In gold rush therapeutic categories such as oncology and autoimmune conditions, pharma's Deloitte-inspired strategy advises chopping up each one into numerous sub-categories to enable mastering a small number of them amidst less competition. So for example, pharmas can slice and dice oncology into scores of small sub-categories based on any of several factors. These might include blood cancers versus solid tumors, affected organ/system, malfunctioning gene or genetic target, biomarker response or other criteria.

This narrow-focus strategy is only pharma's latest move in a 60-plus year effort to defy the market. The industry hires whoring academics and bribes both Congress and the executive branch to prevent the sort of government price controls on drugs that exist in almost all other countries. It does so with the claim that so-called "free markets" (a phantom that exists nowhere) are the fairest and most effective means of obtaining the best products at the fairest prices. Yet pharma's principal strategy is all about avoiding the competitive challenges of a real market.

The drug industry acts as if patent protection, a gatekeeper system, third-party payment and the lowest effective tax bracket of any industry are not sufficiently unfair advantages.
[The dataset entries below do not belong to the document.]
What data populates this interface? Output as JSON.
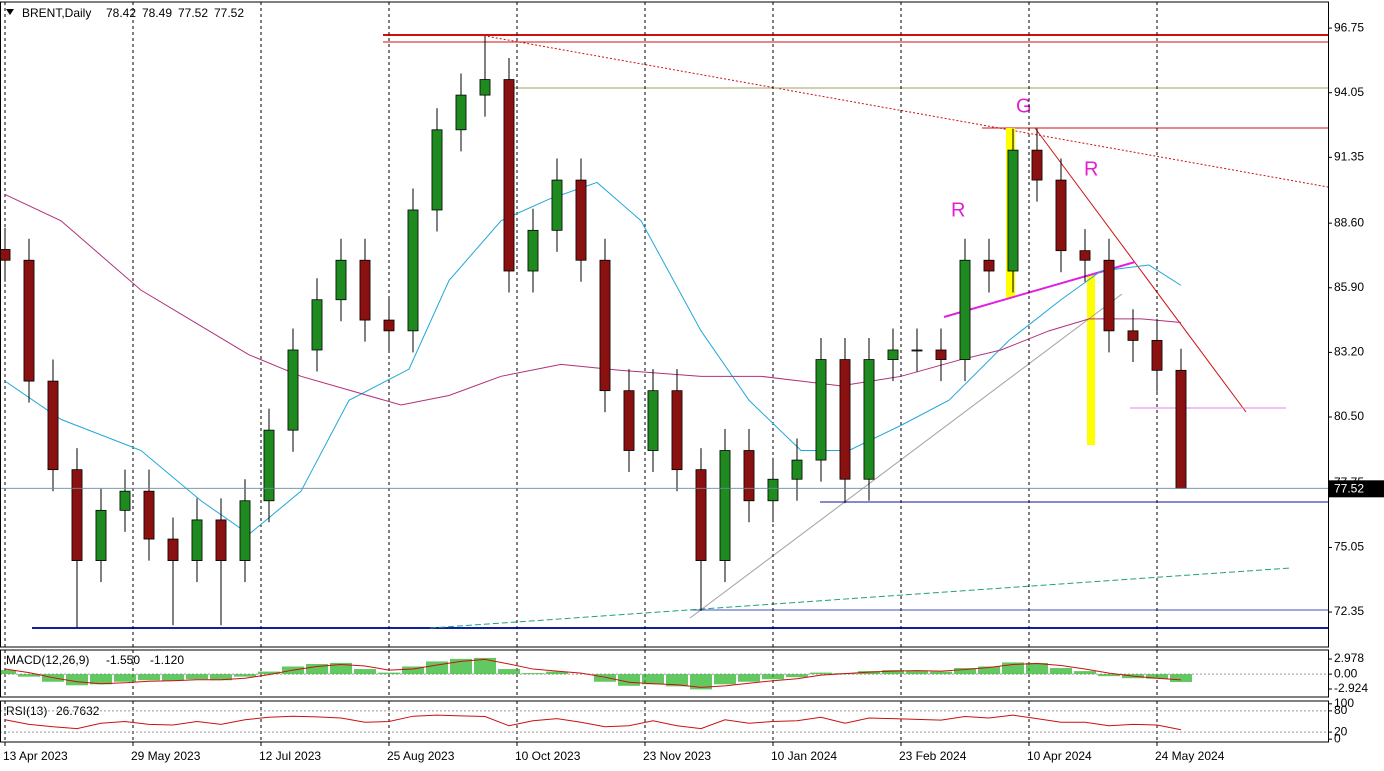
{
  "chart_data": [
    {
      "type": "candlestick",
      "symbol": "BRENT,Daily",
      "header_ohlc": [
        78.42,
        78.49,
        77.52,
        77.52
      ],
      "up_color": "#1f8a1f",
      "down_color": "#8b1010",
      "grid": true,
      "xlim": [
        -1.25,
        330.75
      ],
      "ylim": [
        70.89,
        97.84
      ],
      "yticks": [
        72.35,
        75.05,
        77.75,
        {
          "value": 80.5,
          "label": "80.50"
        },
        {
          "value": 83.2,
          "label": "83.20"
        },
        {
          "value": 85.9,
          "label": "85.90"
        },
        {
          "value": 88.6,
          "label": "88.60"
        },
        91.35,
        94.05,
        96.75
      ],
      "xticks": [
        {
          "value": 0,
          "label": "13 Apr 2023"
        },
        {
          "value": 32,
          "label": "29 May 2023"
        },
        {
          "value": 64,
          "label": "12 Jul 2023"
        },
        {
          "value": 96,
          "label": "25 Aug 2023"
        },
        {
          "value": 128,
          "label": "10 Oct 2023"
        },
        {
          "value": 160,
          "label": "23 Nov 2023"
        },
        {
          "value": 192,
          "label": "10 Jan 2024"
        },
        {
          "value": 224,
          "label": "23 Feb 2024"
        },
        {
          "value": 256,
          "label": "10 Apr 2024"
        },
        {
          "value": 288,
          "label": "24 May 2024"
        }
      ],
      "x": [
        0,
        6,
        12,
        18,
        24,
        30,
        36,
        42,
        48,
        54,
        60,
        66,
        72,
        78,
        84,
        90,
        96,
        102,
        108,
        114,
        120,
        126,
        132,
        138,
        144,
        150,
        156,
        162,
        168,
        174,
        180,
        186,
        192,
        198,
        204,
        210,
        216,
        222,
        228,
        234,
        240,
        246,
        252,
        258,
        264,
        270,
        276,
        282,
        288,
        294
      ],
      "open": [
        87.5,
        87.05,
        82.0,
        78.3,
        74.5,
        76.6,
        77.4,
        75.4,
        74.5,
        76.2,
        74.5,
        77.0,
        79.95,
        83.3,
        85.4,
        87.05,
        84.55,
        84.1,
        89.15,
        92.5,
        93.95,
        94.6,
        86.6,
        88.3,
        90.4,
        87.05,
        81.6,
        79.1,
        81.6,
        78.3,
        74.5,
        79.1,
        77.0,
        77.9,
        78.7,
        82.9,
        77.9,
        82.9,
        83.3,
        83.3,
        82.9,
        87.05,
        86.6,
        91.65,
        90.4,
        87.45,
        87.05,
        84.1,
        83.7,
        82.45
      ],
      "high": [
        88.4,
        87.95,
        82.9,
        79.2,
        77.5,
        78.3,
        78.3,
        76.3,
        77.1,
        77.1,
        77.9,
        80.85,
        84.2,
        86.3,
        87.95,
        87.95,
        85.45,
        90.05,
        93.4,
        94.85,
        96.4,
        95.5,
        89.2,
        91.3,
        91.3,
        87.95,
        82.5,
        82.5,
        82.5,
        79.2,
        80.0,
        80.0,
        78.8,
        79.6,
        83.8,
        83.8,
        83.8,
        84.2,
        84.2,
        84.2,
        87.95,
        87.95,
        92.55,
        92.55,
        91.3,
        88.35,
        87.95,
        85.0,
        84.6,
        83.35
      ],
      "low": [
        86.15,
        81.1,
        77.4,
        71.7,
        73.6,
        75.7,
        74.5,
        71.8,
        73.6,
        71.8,
        73.6,
        76.1,
        79.05,
        82.4,
        84.5,
        83.65,
        83.2,
        83.2,
        88.25,
        91.6,
        93.05,
        85.7,
        85.7,
        87.4,
        86.15,
        80.7,
        78.2,
        78.2,
        77.4,
        72.4,
        73.6,
        76.1,
        76.1,
        77.0,
        77.8,
        76.9,
        77.0,
        82.0,
        82.4,
        82.0,
        82.0,
        85.7,
        85.7,
        89.5,
        86.55,
        86.15,
        83.2,
        82.8,
        81.55,
        77.52
      ],
      "close": [
        87.05,
        82.0,
        78.3,
        74.5,
        76.6,
        77.4,
        75.4,
        74.5,
        76.2,
        74.5,
        77.0,
        79.95,
        83.3,
        85.4,
        87.05,
        84.55,
        84.1,
        89.15,
        92.5,
        93.95,
        94.6,
        86.6,
        88.3,
        90.4,
        87.05,
        81.6,
        79.1,
        81.6,
        78.3,
        74.5,
        79.1,
        77.0,
        77.9,
        78.7,
        82.9,
        77.9,
        82.9,
        83.3,
        83.3,
        82.9,
        87.05,
        86.6,
        91.65,
        90.4,
        87.45,
        87.05,
        84.1,
        83.7,
        82.45,
        77.52
      ],
      "series": [
        {
          "color": "#20a8d8",
          "x": [
            0,
            14,
            34,
            49,
            61,
            74,
            86,
            101,
            111,
            124,
            136,
            148,
            159,
            174,
            186,
            199,
            211,
            224,
            236,
            251,
            264,
            274,
            286,
            294
          ],
          "values": [
            82.0,
            80.4,
            79.1,
            77.0,
            75.6,
            77.4,
            81.2,
            82.5,
            86.2,
            88.7,
            89.6,
            90.3,
            88.7,
            84.1,
            81.2,
            79.1,
            79.1,
            80.15,
            81.2,
            83.7,
            85.4,
            86.6,
            86.85,
            86.0
          ]
        },
        {
          "color": "#b0307a",
          "x": [
            0,
            14,
            34,
            49,
            61,
            74,
            99,
            111,
            124,
            139,
            154,
            174,
            189,
            209,
            224,
            239,
            249,
            261,
            271,
            284,
            294
          ],
          "values": [
            89.8,
            88.7,
            85.8,
            84.3,
            83.1,
            82.2,
            81.0,
            81.4,
            82.2,
            82.7,
            82.45,
            82.2,
            82.2,
            81.8,
            82.2,
            82.9,
            83.3,
            84.1,
            84.6,
            84.6,
            84.45
          ]
        }
      ],
      "annotations": [
        "R",
        "G",
        "R"
      ]
    },
    {
      "type": "macd",
      "label": "MACD(12,26,9)",
      "macd_label": "-1.550",
      "signal_label": "-1.120",
      "ylim": [
        -4.5,
        4.75
      ],
      "yticks": [
        2.978,
        {
          "value": 0,
          "label": "0.00"
        },
        -2.924
      ],
      "macd_color": "#2db52d",
      "signal_color": "#cc1010",
      "macd": [
        0.8,
        -0.5,
        -1.5,
        -2.2,
        -2.0,
        -1.5,
        -1.2,
        -1.3,
        -1.0,
        -1.2,
        -0.5,
        0.5,
        1.5,
        2.0,
        2.2,
        1.0,
        0.3,
        1.5,
        2.5,
        3.0,
        3.2,
        1.0,
        0.2,
        0.5,
        0.0,
        -1.5,
        -2.3,
        -2.0,
        -2.4,
        -3.0,
        -2.0,
        -1.5,
        -1.0,
        -0.6,
        0.3,
        0.2,
        0.6,
        0.8,
        0.7,
        0.5,
        1.2,
        1.5,
        2.3,
        2.2,
        1.2,
        0.6,
        -0.4,
        -0.8,
        -0.9,
        -1.55
      ],
      "signal": [
        1.0,
        0.3,
        -0.7,
        -1.5,
        -1.9,
        -1.7,
        -1.4,
        -1.3,
        -1.1,
        -1.1,
        -0.8,
        -0.1,
        0.8,
        1.5,
        1.9,
        1.6,
        0.8,
        1.0,
        1.8,
        2.5,
        2.9,
        2.0,
        1.0,
        0.6,
        0.2,
        -0.6,
        -1.6,
        -1.9,
        -2.1,
        -2.6,
        -2.3,
        -1.8,
        -1.3,
        -0.9,
        -0.2,
        0.1,
        0.4,
        0.6,
        0.7,
        0.6,
        0.9,
        1.3,
        1.9,
        2.1,
        1.7,
        1.0,
        0.2,
        -0.4,
        -0.8,
        -1.12
      ]
    },
    {
      "type": "rsi",
      "label": "RSI(13)",
      "value_label": "26.7632",
      "color": "#cc1010",
      "ylim": [
        -8,
        108
      ],
      "yticks": [
        0,
        20,
        80,
        100
      ],
      "values": [
        55,
        42,
        35,
        30,
        45,
        50,
        42,
        40,
        50,
        42,
        55,
        62,
        65,
        63,
        60,
        48,
        50,
        65,
        68,
        66,
        64,
        38,
        52,
        58,
        48,
        35,
        38,
        52,
        38,
        30,
        55,
        45,
        50,
        52,
        62,
        45,
        60,
        58,
        56,
        54,
        64,
        60,
        68,
        58,
        48,
        48,
        38,
        42,
        40,
        26.7632
      ]
    }
  ]
}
Just in the area of tax breaks, a pharma company automatically receives a reduction on its bottom-line tax liability amounting to half of what it spends on R&D.

Although Deloitte found a declining return on pharma's R&D investment, the stark fact is that 85 percent of the money spent on pharmaceutical research comes from sources such as the National Institutes of Health, public tax credits, private foundations, and academia.  (See, Minnesota Attorney-General's Office, "Follow the Money: The Pharmaceutical Industry – The Other Drug Cartel.") That means pharma does not compete in a fair market. To the contrary, it has rigged a place for itself in the American version of capitalism that privatizes gains and socializes losses.

J.P. Morgan once admitted that he resolutely avoided competition. His efforts to eliminate it, buy it off and legislate it out of existence earned him the designation of, "Robber Baron."

What is the appropriate moniker for the pharmaceutical industry?